# Constants of motion in Lagrangian

1. Feb 4, 2013

### Screwdriver

There's a specific problem I'm doing, but this is more of a general question. The setup is a cylinder of mass $m$ and radius $R$ rolling without slipping down a wedge inclined at angle $\alpha$ of mass $M$, where the wedge rests on a frictionless surface. I've made the Cartesian axis centred at the initial position of the centre of mass of the cylinder. Then, $x_{m}$ and $x_{M}$ are the horizontal distances of each mass (measured from the y-axis, so both quantities are positive), $y$ is the vertical position of the centre of mass of the cylinder and $\theta$ is the angle through which the cylinder has rolled. This makes it very easy to write down the Lagrangian:
$$\mathcal{L} = \mathcal{K} - \mathcal{U} = \frac{1}{2}M\dot{x}_{M}^{2} + \frac{1}{2}m(\dot{x}_{m}^{2} + \dot{y}^{2}) + \frac{1}{4}mR^{2}\dot{\theta}^2 + mgy$$
As of right now, the Lagrangian "doesn't know" about the fact that the cylinder's constrained to be stuck to the wedge. Basic trigonometry gives the relation $y = d \sin(\alpha)$, where $d$ is the distance travelled by the cylinder. But then, the cylinder rolls without slipping, so $d = R\theta$ and therefore $y = R \sin(\alpha) \theta$. But then we also have that $y = (x_{m} + x_{M})\tan(\alpha)$ by an identical argument.

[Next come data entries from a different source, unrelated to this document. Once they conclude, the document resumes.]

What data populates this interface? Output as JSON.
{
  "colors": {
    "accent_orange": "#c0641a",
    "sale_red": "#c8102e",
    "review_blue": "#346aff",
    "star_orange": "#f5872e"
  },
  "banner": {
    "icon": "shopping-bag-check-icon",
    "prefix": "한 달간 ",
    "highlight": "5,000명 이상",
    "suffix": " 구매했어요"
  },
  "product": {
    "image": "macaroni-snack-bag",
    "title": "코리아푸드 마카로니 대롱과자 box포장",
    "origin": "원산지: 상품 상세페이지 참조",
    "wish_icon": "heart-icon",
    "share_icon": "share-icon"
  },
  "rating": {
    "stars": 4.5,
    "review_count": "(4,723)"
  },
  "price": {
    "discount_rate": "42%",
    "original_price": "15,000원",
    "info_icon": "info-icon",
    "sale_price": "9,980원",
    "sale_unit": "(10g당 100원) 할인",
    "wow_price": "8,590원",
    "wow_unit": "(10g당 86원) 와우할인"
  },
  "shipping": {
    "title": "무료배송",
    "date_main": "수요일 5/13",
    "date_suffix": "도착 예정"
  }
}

Here's where my question comes in. Do I have to sub in both constraints when determining the constants of motion, and does it matter which variables I eliminate? As it stands, the Lagrangian doesn't depend on $\theta$, $x_{m}$ or $x_{M}$, which leads one to believe that all those associated momenta are conserved, but the issue is that $y$ technically does depend on on those variables. It seems weird that no momenta would be conserved.